Since we were sitting in a booth, we really could not anticipate what would be coming up next so we had to be vigilant for whatever would appear. We had about a ten second window between when a plate of sushi would appear, our decision if we wanted it or not, and grabbing it off the belt. It made me feel like I was in a Japanese version of an “I love Lucy” episode.
Since we had wandered into our first sushi restaurant by ourselves, we had no one to guide in what we were doing. After grabbing our fifth plate off the belt, we started to wonder how they would ever figure out what we had eaten. We did a little deductive reasoning and noticed that not all the plates had the same pattern. We then found a laminated chart displaying all the different plate patterns with prices in Yen next to them. So you pay by the plate and some plates are more expensive than others. Hmmm, practical and logical.
One thing that stumped us was every once in a while a plate would go by on a raised plastic stand. Was this a featured item? More expensive? The house special? We decided to spurge on the featured item/expensive/house special and grabbed the next one that came past. It was like small fried cheese egg roll things and were quite good. As SB was not as enthusiastic as we were with eating raw fish, we let him eat a majority of them. We then decided to make a point of trying almost all the featured item/expensive/house special that went by. The funny thing was they were all the same item. You would think that they would at least have more than two or three special items per day. We were surprised when we saw a waitress come to the table behind us and hand deliver a featured item/expensive/house special to them. Maybe they were a difficult family. They sure were not a happy bunch, seeing how they were scowling at us as they left.
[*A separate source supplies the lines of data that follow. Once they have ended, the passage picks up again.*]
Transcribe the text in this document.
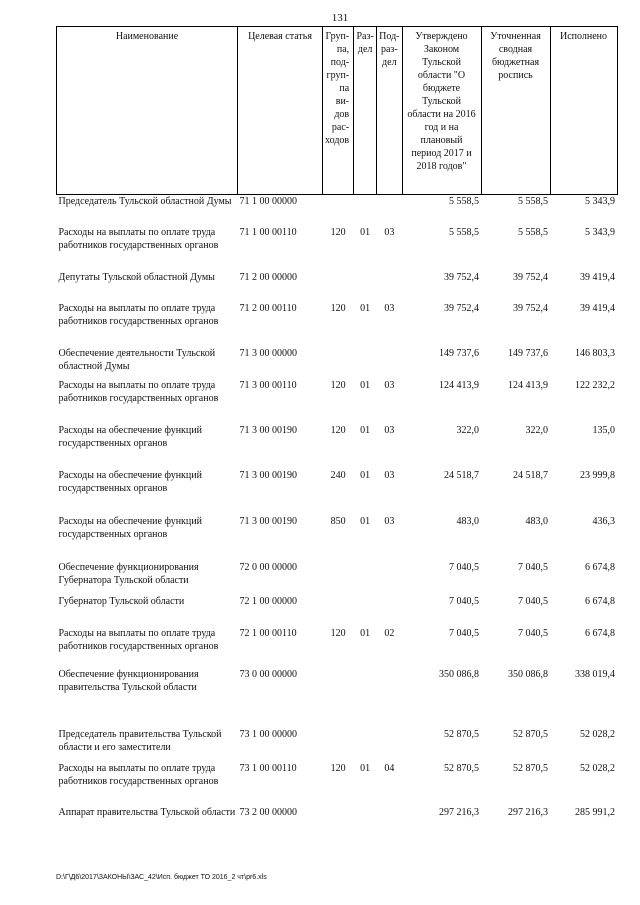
131
Наименование	Целевая статья	Груп-па, под-груп-па ви-дов рас-ходов	Раз-дел	Под-раз-дел	Утверждено Законом Тульской области "О бюджете Тульской области на 2016 год и на плановый период 2017 и 2018 годов"	Уточненная сводная бюджетная роспись	Исполнено
Председатель Тульской областной Думы	71 1 00 00000				5 558,5	5 558,5	5 343,9
Расходы на выплаты по оплате труда работников государственных органов	71 1 00 00110	120	01	03	5 558,5	5 558,5	5 343,9
Депутаты Тульской областной Думы	71 2 00 00000				39 752,4	39 752,4	39 419,4
Расходы на выплаты по оплате труда работников государственных органов	71 2 00 00110	120	01	03	39 752,4	39 752,4	39 419,4
Обеспечение деятельности Тульской областной Думы	71 3 00 00000				149 737,6	149 737,6	146 803,3
Расходы на выплаты по оплате труда работников государственных органов	71 3 00 00110	120	01	03	124 413,9	124 413,9	122 232,2
Расходы на обеспечение функций государственных органов	71 3 00 00190	120	01	03	322,0	322,0	135,0
Расходы на обеспечение функций государственных органов	71 3 00 00190	240	01	03	24 518,7	24 518,7	23 999,8
Расходы на обеспечение функций государственных органов	71 3 00 00190	850	01	03	483,0	483,0	436,3
Обеспечение функционирования Губернатора Тульской области	72 0 00 00000				7 040,5	7 040,5	6 674,8
Губернатор Тульской области	72 1 00 00000				7 040,5	7 040,5	6 674,8
Расходы на выплаты по оплате труда работников государственных органов	72 1 00 00110	120	01	02	7 040,5	7 040,5	6 674,8
Обеспечение функционирования правительства Тульской области	73 0 00 00000				350 086,8	350 086,8	338 019,4
Председатель правительства Тульской области и его заместители	73 1 00 00000				52 870,5	52 870,5	52 028,2
Расходы на выплаты по оплате труда работников государственных органов	73 1 00 00110	120	01	04	52 870,5	52 870,5	52 028,2
Аппарат правительства Тульской области	73 2 00 00000				297 216,3	297 216,3	285 991,2
D:\Г\Д6\2017\ЗАКОНЫ\ЗАС_42\Исп. бюджет ТО 2016_2 чт\pr6.xls
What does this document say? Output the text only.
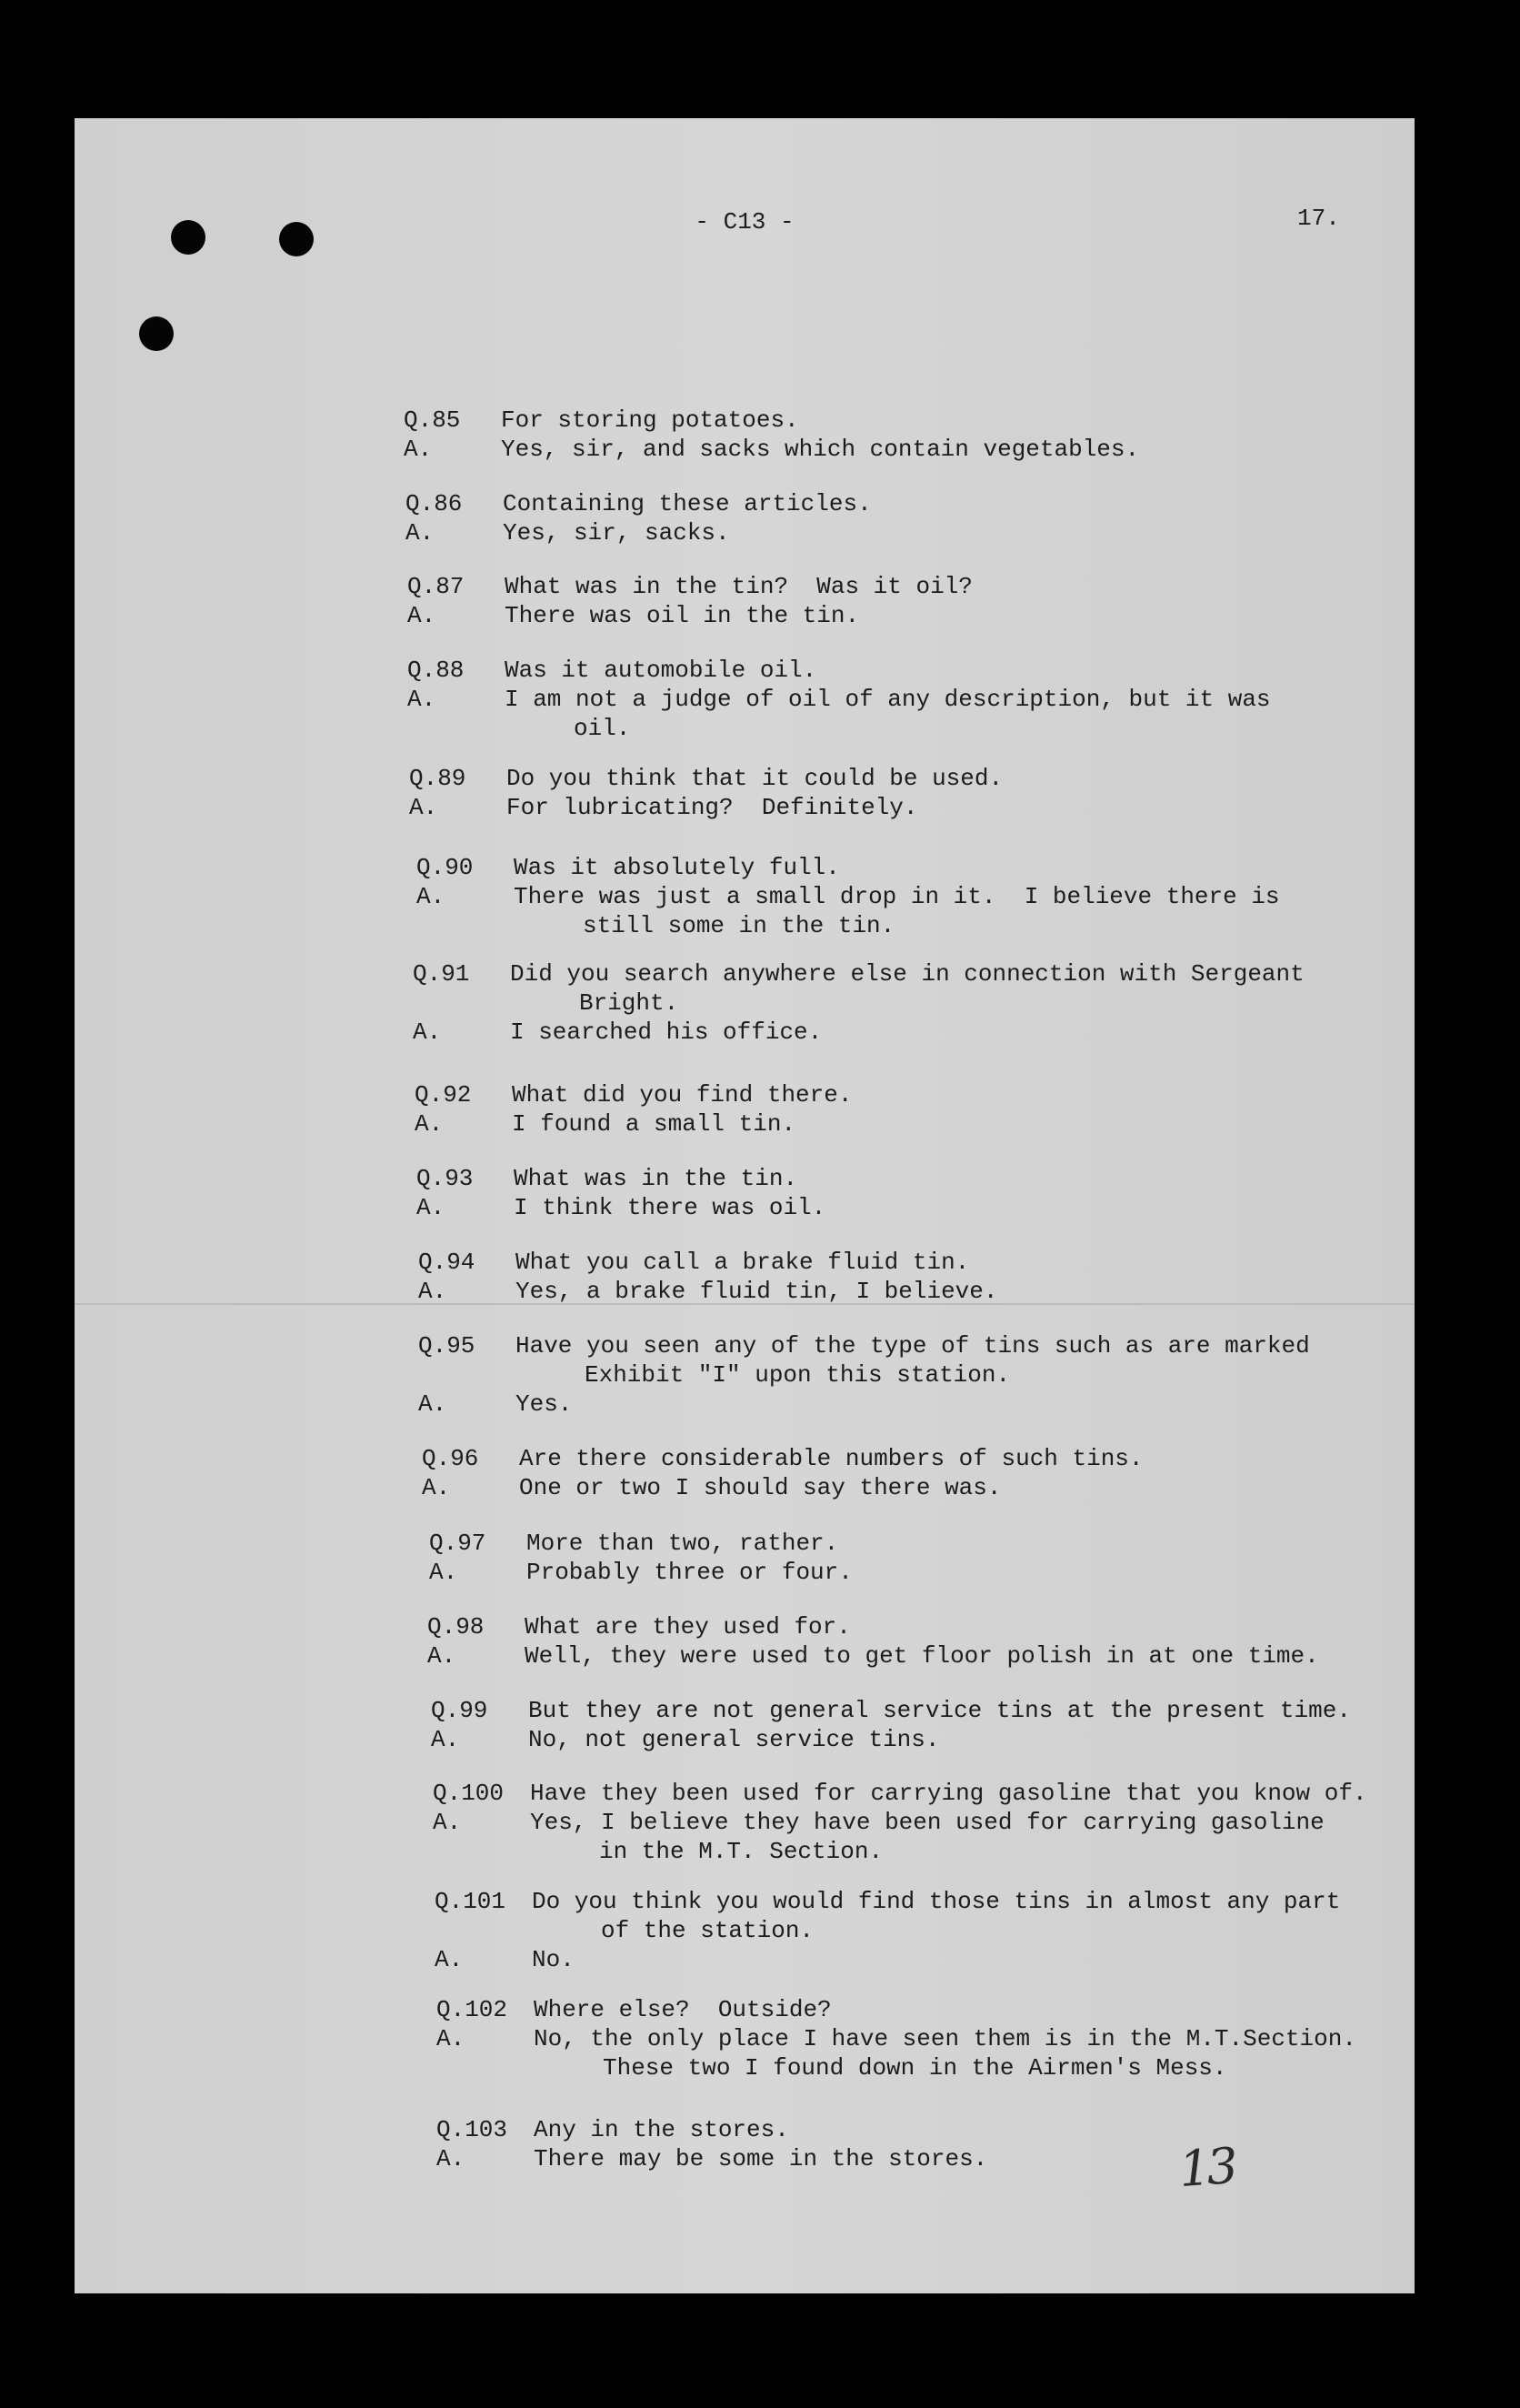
- C13 -	17.
Q.85 For storing potatoes.
A.	Yes, sir, and sacks which contain vegetables.
Q.86 Containing these articles.
A.	Yes, sir, sacks.
Q.87 What was in the tin?  Was it oil?
A.	There was oil in the tin.
Q.88 Was it automobile oil.
A.	I am not a judge of oil of any description, but it was
oil.
Q.89 Do you think that it could be used.
A.	For lubricating?  Definitely.
Q.90 Was it absolutely full.
A.	There was just a small drop in it.  I believe there is
still some in the tin.
Q.91 Did you search anywhere else in connection with Sergeant
Bright.
A.	I searched his office.
Q.92 What did you find there.
A.	I found a small tin.
Q.93 What was in the tin.
A.	I think there was oil.
Q.94 What you call a brake fluid tin.
A.	Yes, a brake fluid tin, I believe.
Q.95 Have you seen any of the type of tins such as are marked
Exhibit "I" upon this station.
A.	Yes.
Q.96 Are there considerable numbers of such tins.
A.	One or two I should say there was.
Q.97 More than two, rather.
A.	Probably three or four.
Q.98 What are they used for.
A.	Well, they were used to get floor polish in at one time.
Q.99 But they are not general service tins at the present time.
A.	No, not general service tins.
Q.100 Have they been used for carrying gasoline that you know of.
A.	Yes, I believe they have been used for carrying gasoline
in the M.T. Section.
Q.101 Do you think you would find those tins in almost any part
of the station.
A.	No.
Q.102 Where else?  Outside?
A.	No, the only place I have seen them is in the M.T.Section.
These two I found down in the Airmen's Mess.
Q.103 Any in the stores.
A.	There may be some in the stores.	13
Oh well. We didn’t let the Sensei Grumpys ruin our meal. The kitchen seemed to have run out of the featured item/expensive/house special by this time as we never saw another one go by. When it was time for us to leave, we waved down a waitress and she came over and added up our bill that consisted of a pile of dirty plates.
As we left, the staff called out, to what seemed to us, to be an unenthusiastic “arigatou gozaimasu” as we left the restaurant. It was late and they must have been tired. Poor things. It must be hard serving all the hard-to-please customers that they must get every night.
The next time we went to a sushi restaurant we went with JN’s high school friend, L, and his Japanese wife, Y. What a different experience! That is when we discovered that there was an interphone at each table with which you can communicate with your waitress. Y wanted to order miso soup for her husband. And just guess how it was delivered! Via the conveyor belt on a raised plastic stand! “Oh yes,” explained Y, “the specially ordered items are always delivered like this.” We burst out laughing when we realized that the other night we kept snatching the other family’s food off the conveyor belt right before their eyes. No wonder they were all scowling at us!